MV le Samedi 25 Novembre 2023 à 08:25

Le 25 novembre marque la Journée Internationale pour l'élimination de la violence à l'égard des femmes, une date dédiée à la sensibilisation et à la mobilisation contre ce fléau. Mais malgré les efforts déployés par les associations et les pouvoirs publics depuis des décennies, les statistiques demeurent préoccupantes. En Haute-Corse 680 victimes ont été recensées de janvier à octobre 2023



Photo d'illustration de la grande opération de collage nocturne pour lancer l’opération "Quì Dinò !" Crédit Laurent Herin
Photo d'illustration de la grande opération de collage nocturne pour lancer l’opération "Quì Dinò !" Crédit Laurent Herin
C’est une litanie de chiffres qui fait froid dans le dos. En France quelque 244 000 victimes de violences conjugales ont été enregistrées par les forces de sécurité en 2022, ce qui correspond à une hausse de 15 % par rapport à 2021, a annoncé le ministère de l’intérieur. Les victimes sont des femmes à 87 % et les mis en cause des hommes à 89 %.Toutefois, le silence persiste, et seulement 25 % des victimes a osé porter plainte, selon les chiffres du service statistique ministériel de la sécurité intérieure (SSMSI). 

Un condensé de violences physiques, sexuelles ou psychologiques aussi long que choquant qui n'épargne pas notre ile. En Haute-Corse, la situation est particulièrement préoccupante, avec 623 personnes victimes en 2022, soit une augmentation de plus de 20 % et déjà 680 victimes recensées en 2023 : "On voit que c'est un phénomène qui augmente nettement depuis quelques années. En 2023 du 1 janvier au 30 octobre, on est déjà à 680 victimes .Si la dynamique se poursuit, on est sur une augmentation de 36%.​" explique Magali Chapey , directrice de Cabinet du Préfet Michel Prosic.
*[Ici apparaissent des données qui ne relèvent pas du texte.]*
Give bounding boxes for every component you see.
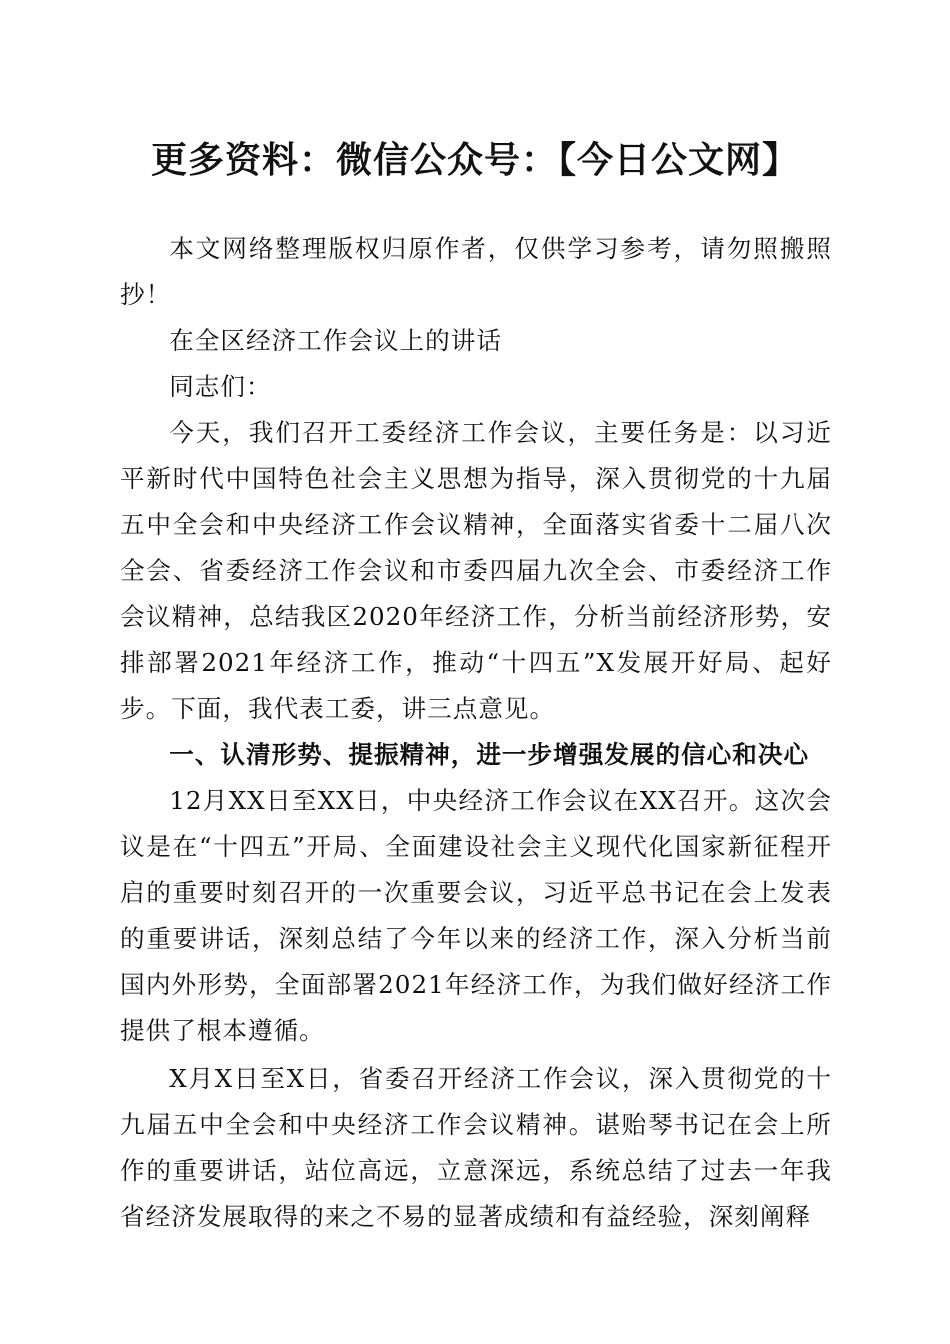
- section-heading: 一、认清形势、提振精神，进一步增强发展的信心和决心: [169, 740, 810, 769]
- salutation: 同志们：: [169, 372, 272, 401]
- paragraph: X月X日至X日，省委召开经济工作会议，深入贯彻党的十九届五中全会和中央经济工作会议精神。谌贻琴书记在会上所作的重要讲话，站位高远，立意深远，系统总结了过去一年我省经济发展取得的来之不易的显著成绩和有益经验，深刻阐释: [120, 1064, 832, 1231]
- document-title: 在全区经济工作会议上的讲话: [169, 326, 502, 355]
- document-body: [120, 226, 832, 1240]
- copyright-notice: 本文网络整理版权归原作者，仅供学习参考，请勿照搬照抄！: [120, 234, 832, 309]
- paragraph: 12月XX日至XX日，中央经济工作会议在XX召开。这次会议是在“十四五”开局、全面建设社会主义现代化国家新征程开启的重要时刻召开的一次重要会议，习近平总书记在会上发表的重要讲话，深刻总结了今年以来的经济工作，深入分析当前国内外形势，全面部署2021年经济工作，为我们做好经济工作提供了根本遵循。: [120, 786, 832, 1045]
- page-header-title: 更多资料：微信公众号：【今日公文网】: [150, 139, 799, 181]
- paragraph: 今天，我们召开工委经济工作会议，主要任务是：以习近平新时代中国特色社会主义思想为指导，深入贯彻党的十九届五中全会和中央经济工作会议精神，全面落实省委十二届八次全会、省委经济工作会议和市委四届九次全会、市委经济工作会议精神，总结我区2020年经济工作，分析当前经济形势，安排部署2021年经济工作，推动“十四五”X发展开好局、起好步。下面，我代表工委，讲三点意见。: [120, 418, 832, 723]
Les statistiques révèlent une situation particulièrement préoccupante, avec 76 % des victimes en Haute-Corse étant des femmes. "On enregistre un taux de violences intrafamiliales de plus en plus important. On reste dans la dynamique nationale, où majoritairement, les victimes de violences intrafamiliales sont des femmes," détaille la haute fonctionnaire. "Cette année encore, 42 % de l'ensemble des violences du département sont des violences intrafamiliales."

Libération de la parole
Le phénomène n'est pas seulement une question de chiffres, mais aussi de libération de la parole. Magali Chapey nuance les données en soulignant que "l'augmentation des chiffres n'est pas forcément liée à une augmentation des violences, mais plutôt à une certaine libération de la parole, à l'amélioration des conditions d'accueil et une prise en charge des victimes qui est totalement différente depuis quelques années." "Certes, détaille-t-elle, il y a une certaine évolution des violences, mais on constate que le fait d'avoir améliore la prise en charge des victimes encourage les femmes à dénoncer les violences et à franchir la porte des associations qui les accompagnent et des commissariats".

Un fléau transversal 
Malgré cette évolution, la lutte contre les violences conjugales demeure un défi transversal touchant toutes les catégories sociales, tous les âges, et tous les lieux géographiques. "Pour cette raison, les services de l'État s'efforcent de tisser un réseau à travers le territoire. Notre objectif est de garantir la mobilité des associations et de nos intervenants sociaux, les rendant disponibles sur toutes les structures, et ce, dans l'ensemble du territoire. Cette approche vise à toucher chaque individu, soulignant l'importance d'offrir des services d'accompagnement accessibles, en particulier pour les habitants des zones rurales." souligne Magali Chapey.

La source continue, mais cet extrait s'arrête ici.